It'd be a matter of figuring out a way they can sell an ebook without cannibalizing sales of the paper book (the hardcover now, and then the paperback when it's released...next year, was it?). As a publisher they're all set up to produce and make money off of their paper books, but nobody really knows what to do with ebooks.
Make them open, knowing that they'll be copied across the internet? Stuff them with DRM so they can't be copied, but so that nobody wants to buy them either? Tie them to a transient piece of hardware so only people with lots of spare cash (or only within a single country, like the Kindle) can even buy them? My opinion is always on the "open=good" end of the scale, but for a business it's a tough decision.
As far as price goes, publishers generally say "this book is worth $x" so they set the prices of both the ebook and paper book somewhere around there, and you get the weird situation that the ebook version with no printing or storage or shipping costs, costs more than the Amazon-discounted paper version. This feels rather kittywompus to the consumer, so ebook sales aren't so huge.

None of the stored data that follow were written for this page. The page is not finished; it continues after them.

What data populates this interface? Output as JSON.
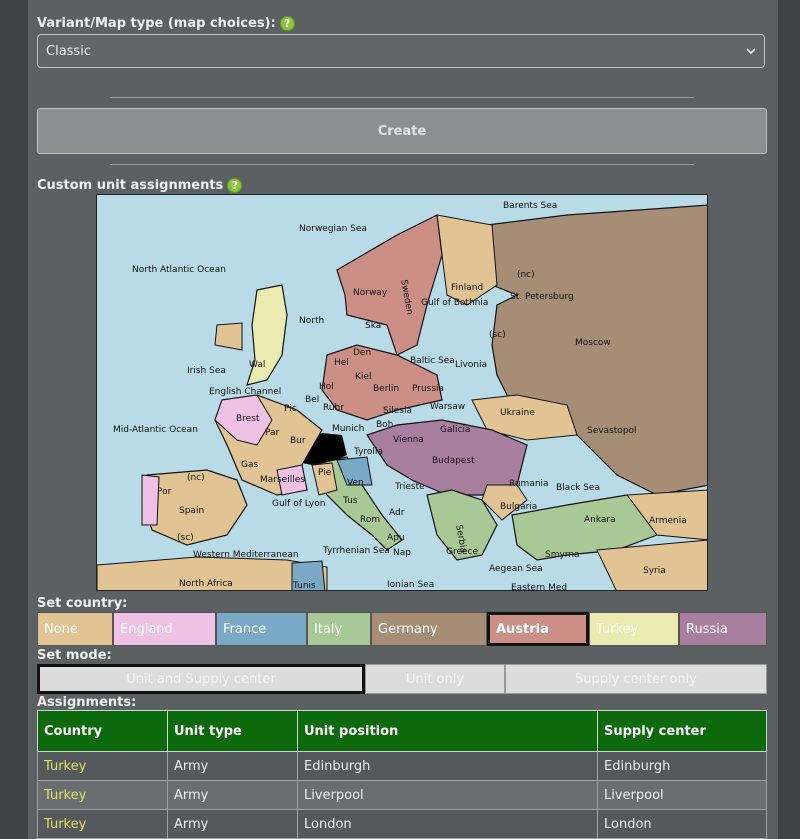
{
  "variant": {
    "label": "Variant/Map type (map choices):",
    "help": "?",
    "selected": "Classic"
  },
  "create_label": "Create",
  "custom": {
    "label": "Custom unit assignments",
    "help": "?"
  },
  "map_labels": {
    "barents": "Barents Sea",
    "norwegian": "Norwegian Sea",
    "north_atlantic": "North Atlantic Ocean",
    "finland": "Finland",
    "st_petersburg": "St. Petersburg",
    "nc": "(nc)",
    "sc": "(sc)",
    "norway": "Norway",
    "sweden": "Sweden",
    "gulf_bothnia": "Gulf of Bothnia",
    "north": "North",
    "ska": "Ska",
    "hel": "Hel",
    "den": "Den",
    "baltic": "Baltic Sea",
    "livonia": "Livonia",
    "moscow": "Moscow",
    "irish": "Irish Sea",
    "wal": "Wal",
    "hol": "Hol",
    "kiel": "Kiel",
    "berlin": "Berlin",
    "prussia": "Prussia",
    "english_channel": "English Channel",
    "bel": "Bel",
    "ruhr": "Ruhr",
    "silesia": "Silesia",
    "warsaw": "Warsaw",
    "ukraine": "Ukraine",
    "mid_atlantic": "Mid-Atlantic Ocean",
    "brest": "Brest",
    "pic": "Pic",
    "par": "Par",
    "bur": "Bur",
    "munich": "Munich",
    "boh": "Boh",
    "galicia": "Galicia",
    "sevastopol": "Sevastopol",
    "tyrolia": "Tyrolia",
    "vienna": "Vienna",
    "budapest": "Budapest",
    "gas": "Gas",
    "marseilles": "Marseilles",
    "pie": "Pie",
    "ven": "Ven",
    "trieste": "Trieste",
    "rumania": "Rumania",
    "black_sea": "Black Sea",
    "por": "Por",
    "spain": "Spain",
    "gulf_lyon": "Gulf of Lyon",
    "tus": "Tus",
    "rom": "Rom",
    "adr": "Adr",
    "serbia": "Serbia",
    "bulgaria": "Bulgaria",
    "ankara": "Ankara",
    "armenia": "Armenia",
    "apu": "Apu",
    "smyrna": "Smyrna",
    "western_med": "Western Mediterranean",
    "tyrrhenian": "Tyrrhenian Sea",
    "nap": "Nap",
    "greece": "Greece",
    "aegean": "Aegean Sea",
    "north_africa": "North Africa",
    "tunis": "Tunis",
    "ionian": "Ionian Sea",
    "eastern_med": "Eastern Med",
    "syria": "Syria"
  },
  "set_country": {
    "label": "Set country:",
    "buttons": [
      {
        "label": "None",
        "color": "#e2c393"
      },
      {
        "label": "England",
        "color": "#efc1e4"
      },
      {
        "label": "France",
        "color": "#79a9c4"
      },
      {
        "label": "Italy",
        "color": "#a8c895"
      },
      {
        "label": "Germany",
        "color": "#a58d76"
      },
      {
        "label": "Austria",
        "color": "#cc8f86"
      },
      {
        "label": "Turkey",
        "color": "#eaeab1"
      },
      {
        "label": "Russia",
        "color": "#a97fa0"
      }
    ],
    "selected": "Austria"
  },
  "set_mode": {
    "label": "Set mode:",
    "buttons": [
      {
        "label": "Unit and Supply center"
      },
      {
        "label": "Unit only"
      },
      {
        "label": "Supply center only"
      }
    ]
  },
  "assignments": {
    "label": "Assignments:",
    "headers": [
      "Country",
      "Unit type",
      "Unit position",
      "Supply center"
    ],
    "rows": [
      {
        "country": "Turkey",
        "unit_type": "Army",
        "position": "Edinburgh",
        "supply": "Edinburgh"
      },
      {
        "country": "Turkey",
        "unit_type": "Army",
        "position": "Liverpool",
        "supply": "Liverpool"
      },
      {
        "country": "Turkey",
        "unit_type": "Army",
        "position": "London",
        "supply": "London"
      }
    ]
  },
  "colors": {
    "england": "#efc1e4",
    "france": "#79a9c4",
    "italy": "#a8c895",
    "germany": "#a58d76",
    "austria": "#cc8f86",
    "turkey": "#eaeab1",
    "russia": "#a97fa0",
    "neutral": "#e2c393",
    "sea": "#b9dbe8",
    "header_green": "#0c6a0c"
  }
}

Like Bruce touched on in the other thread, consumers tend to think they're buying the medium (a "lighter" medium theoretically implying lower costs) while publishers focus on the content that they're selling (so the price should be more or less the same).
I appreciate that Hay House is making Steve's book available in PDF for the international blogger people -- it implies they're not completely clueless, as international shipping is a non-trivial cost. I just wish I had a qualifying blog!